Serving Suggestions:

  • Classic Topping: Serve with freshly baked buttermilk biscuits for a classic and comforting touch.
  • Puff Pastry: For a more elegant presentation, top with a sheet of puff pastry and bake until golden brown.
  • Mashed Potatoes: Serve over a bed of creamy mashed potatoes for an extra hearty meal.
  • Side Salad: Pair with a simple green salad to balance the richness of the pot pie.
  • Garnish: Garnish with fresh parsley or thyme for added flavor and visual appeal.

Tips:

  • Sauté for Depth: For a richer, deeper flavor, sauté the onions and garlic in butter before adding them to the crock pot. This will caramelize the vegetables and bring out their sweetness.
  • Use Bone-In Chicken: For even more flavor, use bone-in, skin-on chicken thighs. The bones will add richness to the broth, and the skin will add a layer of flavor. Just remember to remove the bones and skin before shredding the chicken.
  • Adjust the Consistency: If you prefer a thinner sauce, reduce the amount of cornstarch or omit it altogether. If you prefer a thicker sauce, add more cornstarch slurry.
  • Don’t Overcook: Be careful not to overcook the chicken, as it can become dry. Check the chicken’s internal temperature with a meat thermometer to ensure it reaches 165°F (74°C).
  • Add More Vegetables: Feel free to add more vegetables to the pot pie, such as mushrooms, celery, or green beans.

Prep Time: 15 minutes Cook Time: 3-7 hours Total Time: 3 hours 15 min – 7 hours 15 min

Nutrition Information:

(Note: Nutritional information is an estimate and can vary based on specific ingredients and portion sizes.)

  • Calories: Approximately 450-550 per serving (without biscuit)
  • Protein: 35-45 grams per serving
  • Sodio: 800-1000 mg per serving

Conclusion:

This Crock Pot Chicken Pot Pie recipe is a delicious and easy way to enjoy a classic comfort food.
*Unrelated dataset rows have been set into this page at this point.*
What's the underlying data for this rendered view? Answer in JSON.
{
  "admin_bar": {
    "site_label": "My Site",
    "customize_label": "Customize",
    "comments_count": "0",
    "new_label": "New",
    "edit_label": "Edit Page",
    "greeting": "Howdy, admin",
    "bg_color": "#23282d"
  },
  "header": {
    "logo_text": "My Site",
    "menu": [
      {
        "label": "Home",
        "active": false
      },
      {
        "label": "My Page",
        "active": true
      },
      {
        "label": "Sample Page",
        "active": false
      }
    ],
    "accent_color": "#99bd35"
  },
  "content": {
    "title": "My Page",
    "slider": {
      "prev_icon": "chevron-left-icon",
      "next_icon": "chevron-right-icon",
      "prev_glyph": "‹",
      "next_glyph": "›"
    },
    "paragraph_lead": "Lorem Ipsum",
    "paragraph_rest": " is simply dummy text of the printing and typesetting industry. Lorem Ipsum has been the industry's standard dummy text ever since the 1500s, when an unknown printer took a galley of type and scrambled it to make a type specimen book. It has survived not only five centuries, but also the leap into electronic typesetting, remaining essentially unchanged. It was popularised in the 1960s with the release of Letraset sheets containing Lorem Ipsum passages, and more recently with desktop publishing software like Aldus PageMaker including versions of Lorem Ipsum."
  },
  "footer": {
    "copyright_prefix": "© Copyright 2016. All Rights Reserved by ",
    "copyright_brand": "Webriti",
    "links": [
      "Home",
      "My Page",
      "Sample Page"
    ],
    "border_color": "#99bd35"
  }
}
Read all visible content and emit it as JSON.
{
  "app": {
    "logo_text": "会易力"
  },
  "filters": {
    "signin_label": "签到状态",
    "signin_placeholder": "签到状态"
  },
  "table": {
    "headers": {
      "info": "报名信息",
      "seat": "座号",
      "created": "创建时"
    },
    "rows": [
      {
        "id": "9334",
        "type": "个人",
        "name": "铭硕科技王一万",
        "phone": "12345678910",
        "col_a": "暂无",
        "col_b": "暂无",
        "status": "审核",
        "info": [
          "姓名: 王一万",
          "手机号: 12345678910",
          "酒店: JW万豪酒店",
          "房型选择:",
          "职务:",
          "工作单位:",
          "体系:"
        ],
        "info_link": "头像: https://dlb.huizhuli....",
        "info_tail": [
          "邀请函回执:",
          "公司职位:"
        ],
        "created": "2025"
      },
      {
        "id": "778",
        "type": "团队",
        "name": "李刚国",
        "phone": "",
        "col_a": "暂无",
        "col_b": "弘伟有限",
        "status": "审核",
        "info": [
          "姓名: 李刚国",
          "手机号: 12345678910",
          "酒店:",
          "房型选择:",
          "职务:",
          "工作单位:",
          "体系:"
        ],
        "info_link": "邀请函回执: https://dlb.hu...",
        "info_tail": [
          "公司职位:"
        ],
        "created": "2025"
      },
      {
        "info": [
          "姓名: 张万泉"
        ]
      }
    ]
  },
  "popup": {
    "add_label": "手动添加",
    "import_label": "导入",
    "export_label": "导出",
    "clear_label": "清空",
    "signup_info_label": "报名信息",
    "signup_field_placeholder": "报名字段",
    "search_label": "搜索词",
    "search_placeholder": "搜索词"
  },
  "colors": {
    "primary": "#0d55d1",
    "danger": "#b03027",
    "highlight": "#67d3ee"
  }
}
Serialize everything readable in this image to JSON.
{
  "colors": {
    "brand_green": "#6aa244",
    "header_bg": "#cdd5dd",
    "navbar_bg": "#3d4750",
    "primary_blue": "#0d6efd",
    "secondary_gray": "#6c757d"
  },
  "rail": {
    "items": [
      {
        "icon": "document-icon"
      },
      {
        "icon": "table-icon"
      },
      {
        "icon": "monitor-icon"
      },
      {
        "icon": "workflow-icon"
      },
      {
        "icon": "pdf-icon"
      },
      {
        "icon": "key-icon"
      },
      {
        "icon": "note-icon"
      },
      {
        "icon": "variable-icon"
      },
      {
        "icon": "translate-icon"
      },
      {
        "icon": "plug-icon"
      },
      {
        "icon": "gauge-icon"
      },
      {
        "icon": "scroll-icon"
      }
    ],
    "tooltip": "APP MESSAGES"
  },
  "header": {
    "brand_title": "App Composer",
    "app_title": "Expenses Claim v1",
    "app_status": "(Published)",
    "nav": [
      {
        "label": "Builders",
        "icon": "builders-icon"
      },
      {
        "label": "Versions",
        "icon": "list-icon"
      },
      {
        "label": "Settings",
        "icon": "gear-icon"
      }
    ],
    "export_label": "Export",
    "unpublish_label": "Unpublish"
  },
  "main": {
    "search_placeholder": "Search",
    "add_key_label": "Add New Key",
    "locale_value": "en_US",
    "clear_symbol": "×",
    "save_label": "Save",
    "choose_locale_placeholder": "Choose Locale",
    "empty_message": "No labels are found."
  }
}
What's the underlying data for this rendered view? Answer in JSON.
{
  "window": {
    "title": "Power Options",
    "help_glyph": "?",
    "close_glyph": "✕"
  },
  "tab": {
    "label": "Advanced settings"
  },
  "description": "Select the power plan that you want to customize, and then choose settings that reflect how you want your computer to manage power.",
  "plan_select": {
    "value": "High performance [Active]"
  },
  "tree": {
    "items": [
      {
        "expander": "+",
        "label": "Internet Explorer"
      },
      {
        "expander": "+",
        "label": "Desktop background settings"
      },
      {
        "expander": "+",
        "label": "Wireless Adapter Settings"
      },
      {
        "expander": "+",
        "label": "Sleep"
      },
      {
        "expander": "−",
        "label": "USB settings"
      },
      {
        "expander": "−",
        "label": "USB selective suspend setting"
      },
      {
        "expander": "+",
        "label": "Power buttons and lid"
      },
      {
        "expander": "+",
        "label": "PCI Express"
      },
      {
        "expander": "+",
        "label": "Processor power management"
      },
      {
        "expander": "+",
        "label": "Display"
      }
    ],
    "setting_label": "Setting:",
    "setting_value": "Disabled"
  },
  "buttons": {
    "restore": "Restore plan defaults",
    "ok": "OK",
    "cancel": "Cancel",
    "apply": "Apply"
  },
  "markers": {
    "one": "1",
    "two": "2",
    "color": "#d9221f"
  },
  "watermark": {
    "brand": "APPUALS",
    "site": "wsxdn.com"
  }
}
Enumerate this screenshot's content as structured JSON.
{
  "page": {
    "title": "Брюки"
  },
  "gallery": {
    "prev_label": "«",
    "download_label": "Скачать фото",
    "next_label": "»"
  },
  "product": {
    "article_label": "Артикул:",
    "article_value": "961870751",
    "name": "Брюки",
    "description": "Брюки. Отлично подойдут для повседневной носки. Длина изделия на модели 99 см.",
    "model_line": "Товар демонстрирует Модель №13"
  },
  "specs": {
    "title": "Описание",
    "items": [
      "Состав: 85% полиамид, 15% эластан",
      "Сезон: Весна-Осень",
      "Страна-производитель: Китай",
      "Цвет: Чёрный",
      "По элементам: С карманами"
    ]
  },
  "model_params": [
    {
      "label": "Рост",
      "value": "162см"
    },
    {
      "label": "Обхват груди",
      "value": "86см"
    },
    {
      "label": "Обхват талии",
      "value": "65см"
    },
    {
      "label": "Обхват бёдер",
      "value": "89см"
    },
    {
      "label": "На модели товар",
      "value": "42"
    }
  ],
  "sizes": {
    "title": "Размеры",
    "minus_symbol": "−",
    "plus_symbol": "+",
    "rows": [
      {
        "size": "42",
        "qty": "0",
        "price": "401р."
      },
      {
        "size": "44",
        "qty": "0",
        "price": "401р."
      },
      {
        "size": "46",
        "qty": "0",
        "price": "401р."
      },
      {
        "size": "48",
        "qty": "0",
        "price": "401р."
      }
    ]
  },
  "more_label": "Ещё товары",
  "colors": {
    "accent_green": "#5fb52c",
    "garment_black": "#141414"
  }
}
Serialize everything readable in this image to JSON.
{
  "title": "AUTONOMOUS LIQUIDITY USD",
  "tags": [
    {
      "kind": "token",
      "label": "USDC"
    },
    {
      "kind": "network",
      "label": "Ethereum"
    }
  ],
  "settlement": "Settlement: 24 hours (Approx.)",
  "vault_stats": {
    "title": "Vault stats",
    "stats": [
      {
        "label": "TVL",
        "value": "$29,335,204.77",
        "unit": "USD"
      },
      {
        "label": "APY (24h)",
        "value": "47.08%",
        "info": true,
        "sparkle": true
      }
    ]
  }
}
With minimal effort, you can create a warm and satisfying meal that the whole family will love. Don’t be afraid to experiment with different vegetables, herbs, and spices to create your own unique version of this timeless dish. Enjoy!

Q&A About This Recipe

Q1: Can I use frozen chicken instead of fresh? A1: While fresh chicken is recommended for the best texture, you can use frozen chicken. However, it’s important to ensure the chicken is fully thawed before adding it to the crock pot. This will prevent the cooking time from being significantly extended and ensure the chicken cooks evenly. Thawing it in the refrigerator overnight is the safest method.

Q2: What if I don’t have cream of chicken soup? Is there a substitute? A2: Yes! If you don’t have cream of chicken soup, you can make a substitute. You can create a similar creamy base by making a simple roux with butter and flour, then adding chicken broth and milk or cream. Season with salt, pepper, and thyme to taste. Aim for a consistency similar to canned cream of chicken soup.

Q3: Can I make this vegetarian? A3: Absolutely! To make this vegetarian, simply omit the chicken and add more vegetables. Mushrooms, cubed butternut squash, and chickpeas are great additions. You can also use vegetable broth instead of chicken broth. Consider adding a can of drained and rinsed cannellini beans for added protein and creaminess.

Q4: Can I add wine to the recipe for added flavor? A4: Yes, a dry white wine can add a lovely depth of flavor. Sauté the onions and garlic, then deglaze the pan with about 1/4 cup of dry white wine before adding them to the crock pot. This will add a subtle complexity to the sauce.

Q5: How do I prevent the bottom of the pot pie from getting soggy? A5: To prevent sogginess, make sure to bake the biscuits separately and add them just before serving. This will ensure they stay crisp and flaky. Also, avoid adding too much liquid to the crock pot, as this can contribute to a soggy bottom. If you find that there is too much liquid after cooking, you can thicken the sauce with a cornstarch slurry before serving.